Viertes Leck an Nord-Stream-Pipelines festgestellt
Drei Tage nach der Entdeckung der Lecks an den Nord-Stream-Gaspipelines in der Ostsee ist am Donnerstag eine vierte solche Schadstelle festgestellt worden. Es gebe nun "zwei Lecks auf schwedischem Gebiet", teilte ein leitender Mitarbeiter der schwedischen Küstenwache der Nachrichtenagentur AFP mit. Der Nato-Rat machte "Sabotageakte" für die Leitungsschäden verantwortlich. Russland sprach von der "Verwicklung" eines ausländischen Staats.
Bisher waren an den von Russland nach Deutschland führenden Pipelines ein Leck in der schwedischen und sowie zwei in der dänischen Wirtschaftszone festgestellt worden. Aus diesen Lecks trat seit Montag Gas aus, das für heftige Blasenbildung im Meer sorgte.
Alle vier Lecks befinden sich nahe der dänischen Insel Bornholm. Die Leitungen von Nord Stream 1 und 2 sind zwar nicht in Betrieb, aber aus technischen Gründen mit Gas gefüllt.
Das vierte Leck befindet sich nach Angaben der schwedischen Küstenwache nordöstlich von Bornholm, an der erst im vergangenen Jahr fertiggestellten, aber nie in Betrieb genommenen Leitung Nord Stream 2. Das zuvor in der schwedischen Wirtschaftszone festgestellte Leck befindet sich hingegen an Nord Stream 1. Die beiden Lecks in der schwedischen Wirtschaftszone liegen 1,8 Kilometer voneinander entfernt, wie die Küstenwache mitteilte.

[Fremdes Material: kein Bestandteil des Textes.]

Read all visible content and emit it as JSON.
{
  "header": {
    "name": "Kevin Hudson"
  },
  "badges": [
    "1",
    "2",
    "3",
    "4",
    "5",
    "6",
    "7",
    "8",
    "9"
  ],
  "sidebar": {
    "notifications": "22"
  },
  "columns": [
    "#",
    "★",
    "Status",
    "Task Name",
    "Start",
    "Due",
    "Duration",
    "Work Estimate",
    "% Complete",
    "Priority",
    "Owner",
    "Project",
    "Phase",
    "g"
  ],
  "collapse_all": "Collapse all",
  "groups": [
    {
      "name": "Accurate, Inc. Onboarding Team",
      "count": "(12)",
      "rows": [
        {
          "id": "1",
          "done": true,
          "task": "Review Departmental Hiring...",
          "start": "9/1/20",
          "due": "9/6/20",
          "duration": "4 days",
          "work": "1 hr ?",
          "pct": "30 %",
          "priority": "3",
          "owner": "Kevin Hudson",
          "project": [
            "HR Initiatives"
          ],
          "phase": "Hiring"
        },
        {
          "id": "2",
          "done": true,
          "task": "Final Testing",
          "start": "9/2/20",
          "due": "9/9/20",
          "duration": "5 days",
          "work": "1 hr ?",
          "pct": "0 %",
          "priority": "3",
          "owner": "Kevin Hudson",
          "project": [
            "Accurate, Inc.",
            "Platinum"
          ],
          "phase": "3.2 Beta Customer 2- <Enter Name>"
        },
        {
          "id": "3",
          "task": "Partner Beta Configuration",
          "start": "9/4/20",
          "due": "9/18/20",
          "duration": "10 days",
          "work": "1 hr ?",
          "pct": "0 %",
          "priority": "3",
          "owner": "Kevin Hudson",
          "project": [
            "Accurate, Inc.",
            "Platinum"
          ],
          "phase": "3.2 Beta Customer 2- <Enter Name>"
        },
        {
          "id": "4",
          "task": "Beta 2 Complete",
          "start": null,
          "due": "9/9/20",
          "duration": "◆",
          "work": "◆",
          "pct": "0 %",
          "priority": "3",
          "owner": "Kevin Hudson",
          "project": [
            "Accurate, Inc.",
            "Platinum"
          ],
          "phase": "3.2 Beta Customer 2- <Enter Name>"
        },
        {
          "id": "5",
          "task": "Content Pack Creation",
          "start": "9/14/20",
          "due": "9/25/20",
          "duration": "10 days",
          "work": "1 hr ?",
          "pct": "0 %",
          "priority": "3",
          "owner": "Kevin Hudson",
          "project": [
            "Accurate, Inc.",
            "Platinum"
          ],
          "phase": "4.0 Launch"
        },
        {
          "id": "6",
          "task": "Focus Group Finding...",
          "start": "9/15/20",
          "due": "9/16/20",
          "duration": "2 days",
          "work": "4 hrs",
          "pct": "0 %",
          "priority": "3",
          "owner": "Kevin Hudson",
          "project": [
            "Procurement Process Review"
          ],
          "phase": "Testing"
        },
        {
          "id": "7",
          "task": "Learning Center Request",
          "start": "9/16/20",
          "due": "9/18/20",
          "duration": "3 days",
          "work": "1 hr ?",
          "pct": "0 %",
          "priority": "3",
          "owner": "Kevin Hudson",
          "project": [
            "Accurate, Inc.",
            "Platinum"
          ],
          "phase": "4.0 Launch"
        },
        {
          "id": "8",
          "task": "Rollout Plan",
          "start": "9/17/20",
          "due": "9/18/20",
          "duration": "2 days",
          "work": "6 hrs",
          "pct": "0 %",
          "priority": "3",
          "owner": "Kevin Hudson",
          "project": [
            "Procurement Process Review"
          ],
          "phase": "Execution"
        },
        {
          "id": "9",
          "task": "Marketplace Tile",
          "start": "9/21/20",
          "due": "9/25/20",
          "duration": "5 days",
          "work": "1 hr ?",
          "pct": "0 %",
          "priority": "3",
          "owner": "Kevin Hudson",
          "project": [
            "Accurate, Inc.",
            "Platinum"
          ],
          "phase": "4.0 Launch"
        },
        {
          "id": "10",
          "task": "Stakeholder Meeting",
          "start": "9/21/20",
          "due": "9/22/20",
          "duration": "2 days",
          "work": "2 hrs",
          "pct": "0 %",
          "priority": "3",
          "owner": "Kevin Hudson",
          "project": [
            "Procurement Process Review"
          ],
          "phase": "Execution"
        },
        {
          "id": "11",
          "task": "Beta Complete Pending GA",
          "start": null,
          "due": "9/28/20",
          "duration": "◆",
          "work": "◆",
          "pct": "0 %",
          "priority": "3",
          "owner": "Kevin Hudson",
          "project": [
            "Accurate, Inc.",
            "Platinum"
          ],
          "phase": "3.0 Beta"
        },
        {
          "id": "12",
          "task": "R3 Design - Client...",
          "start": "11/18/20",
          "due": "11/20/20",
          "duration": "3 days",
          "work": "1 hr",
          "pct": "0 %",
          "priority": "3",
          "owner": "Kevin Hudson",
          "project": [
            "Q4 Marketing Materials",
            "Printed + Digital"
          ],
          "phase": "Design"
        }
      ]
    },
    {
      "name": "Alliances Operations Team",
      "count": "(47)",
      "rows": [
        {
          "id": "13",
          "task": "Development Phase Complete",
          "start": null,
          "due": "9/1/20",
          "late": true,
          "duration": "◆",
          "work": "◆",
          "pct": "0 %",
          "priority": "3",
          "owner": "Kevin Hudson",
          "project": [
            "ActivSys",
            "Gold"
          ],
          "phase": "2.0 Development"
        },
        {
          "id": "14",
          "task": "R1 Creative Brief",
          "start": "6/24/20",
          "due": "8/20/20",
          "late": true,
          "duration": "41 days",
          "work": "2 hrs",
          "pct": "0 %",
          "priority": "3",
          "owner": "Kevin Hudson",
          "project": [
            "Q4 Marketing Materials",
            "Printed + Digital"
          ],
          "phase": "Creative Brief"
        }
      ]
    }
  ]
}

Ein auf die Beseitigung von Umweltschäden spezialisiertes Schiff der schwedischen Küstenwache befinde sich gemeinsam mit einem ferngesteuerten U-Boot und dänischen Schiffen im Gebiet der Schäden, hieß es weiter von der schwedischen Küstenwache. Der "an der Wasseroberfläche sichtbare Gasaustritt" sei weiterhin "konstant".
Der Nato-Rat erklärte, "alle derzeit verfügbaren Informationen" deuteten darauf hin, dass die Lecks das Ergebnis "vorsätzlicher, rücksichtsloser und unverantwortlicher Sabotageakte" seien. Die 30 Mitgliedstaaten des Militärbündnisses drohten mit einer "gemeinsamen und entschlossenen Reaktion" auf jeden "vorsätzlichen Angriff auf die kritische Infrastruktur der Bündnispartner".
In den vergangenen Tagen hatten bereits Vertreter unter anderem der Regierungen Schwedens, Dänemarks und Polens sowie EU-Kommissionspräsidentin Ursula von der Leyen von einer vorsätzlichen Tat als wahrscheinlichstem Grund für die Lecks gesprochen.
Kreml-Sprecher Dmitri Peskow sagte am Donnerstag, es sei "sehr schwer vorstellbar, dass sich ein "derartiger Terrorakt ohne die Verwicklung eines Staats ereignet". Er forderte erneut eine "dringende Untersuchung" der Ursachen für die Lecks.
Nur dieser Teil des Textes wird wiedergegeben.